Background Transthyretin amyloid cardiomyopathy (ATTR-CM) is a fatal disease caused by destabilization of the transthyretin (TTR) tetramer resulting in formation of amyloid fibrils that deposit in the heart, leading to heart failure and ultimately death. Tafamidis, a specific stabilizer of TTR, binds to the thyroxine binding sites and inhibits TTR dissociation, the rate limiting step in the amyloidogenic process. In ATTR-ACT, tafamidis significantly reduced all-cause mortality and cardiovascular-related hospitalizations in participants with ATTR-CM. Here, we evaluated the effects of tafamidis 80 mg on TTR stabilization and TTR serum concentrations compared to placebo treated patients.
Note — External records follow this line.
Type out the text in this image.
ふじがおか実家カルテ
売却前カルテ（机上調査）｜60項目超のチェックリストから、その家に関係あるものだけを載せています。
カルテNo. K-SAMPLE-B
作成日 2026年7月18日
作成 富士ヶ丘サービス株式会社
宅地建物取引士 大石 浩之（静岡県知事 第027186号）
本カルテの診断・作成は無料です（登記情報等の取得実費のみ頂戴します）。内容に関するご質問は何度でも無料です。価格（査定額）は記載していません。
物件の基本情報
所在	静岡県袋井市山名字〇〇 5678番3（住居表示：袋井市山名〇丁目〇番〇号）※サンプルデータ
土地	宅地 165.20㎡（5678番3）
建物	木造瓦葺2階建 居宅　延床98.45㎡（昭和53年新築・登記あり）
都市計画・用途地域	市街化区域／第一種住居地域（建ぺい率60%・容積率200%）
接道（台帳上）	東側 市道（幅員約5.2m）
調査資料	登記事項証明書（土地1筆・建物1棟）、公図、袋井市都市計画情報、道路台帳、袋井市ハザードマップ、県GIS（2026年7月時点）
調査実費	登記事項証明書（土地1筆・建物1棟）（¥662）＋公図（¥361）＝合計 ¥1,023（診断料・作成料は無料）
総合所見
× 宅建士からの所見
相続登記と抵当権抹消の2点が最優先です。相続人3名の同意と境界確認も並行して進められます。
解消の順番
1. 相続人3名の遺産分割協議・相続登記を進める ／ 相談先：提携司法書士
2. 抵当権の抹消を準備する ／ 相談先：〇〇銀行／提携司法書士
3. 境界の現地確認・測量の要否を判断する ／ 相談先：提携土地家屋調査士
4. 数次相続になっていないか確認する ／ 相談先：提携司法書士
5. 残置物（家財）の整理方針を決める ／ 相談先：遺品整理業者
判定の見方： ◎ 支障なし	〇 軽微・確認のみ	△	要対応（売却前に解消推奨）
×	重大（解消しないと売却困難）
Methods Patient blood samples were collected at baseline and Months 1, 6, 12, 18, 24 and 30. TTR tetramer stability was measured using an immunoturbidimetric assay with urea denaturation. The TTR tetramer plasma level was measured prior to and after urea denaturation. The pre-denaturation TTR level provided the TTR plasma concentration at each time point. Results A significantly greater proportion of participants in the tafamidis 80 mg group (144/164 [87.8%]) demonstrated TTR stabilization at Month 1 than was observed for participants in the placebo group (6/170 [3.5%]) (p <0.0001). The difference in stabilization remained through month 30. Mean TTR serum concentrations increased at Month 1 from baseline and remained elevated throughout the study with tafamidis 80 mg. Tafamidis-treated participants had a mean TTR concentration of 29.21 mg/dL (a 34% increase from baseline) compared to placebo-treated participants with a mean of 21.8 mg/dL at 30 months. Conclusion These results suggest more TTR was conserved in its tetrameric structure and less consumed in the amyloidogenic cascade supporting the robustness of tafamidis as a TTR stabilizer. Tafamidis 80 mg resulted in almost 90% of participants demonstrating TTR stabilization and mean TTR serum levels were consistently elevated over the 30 months of ATTR-ACT. Stabilization of the TTR tetramer is an important consideration in treatment of ATTR-CM allowing for the preservation of functional transthyretin in plasma for normal physiologic activity.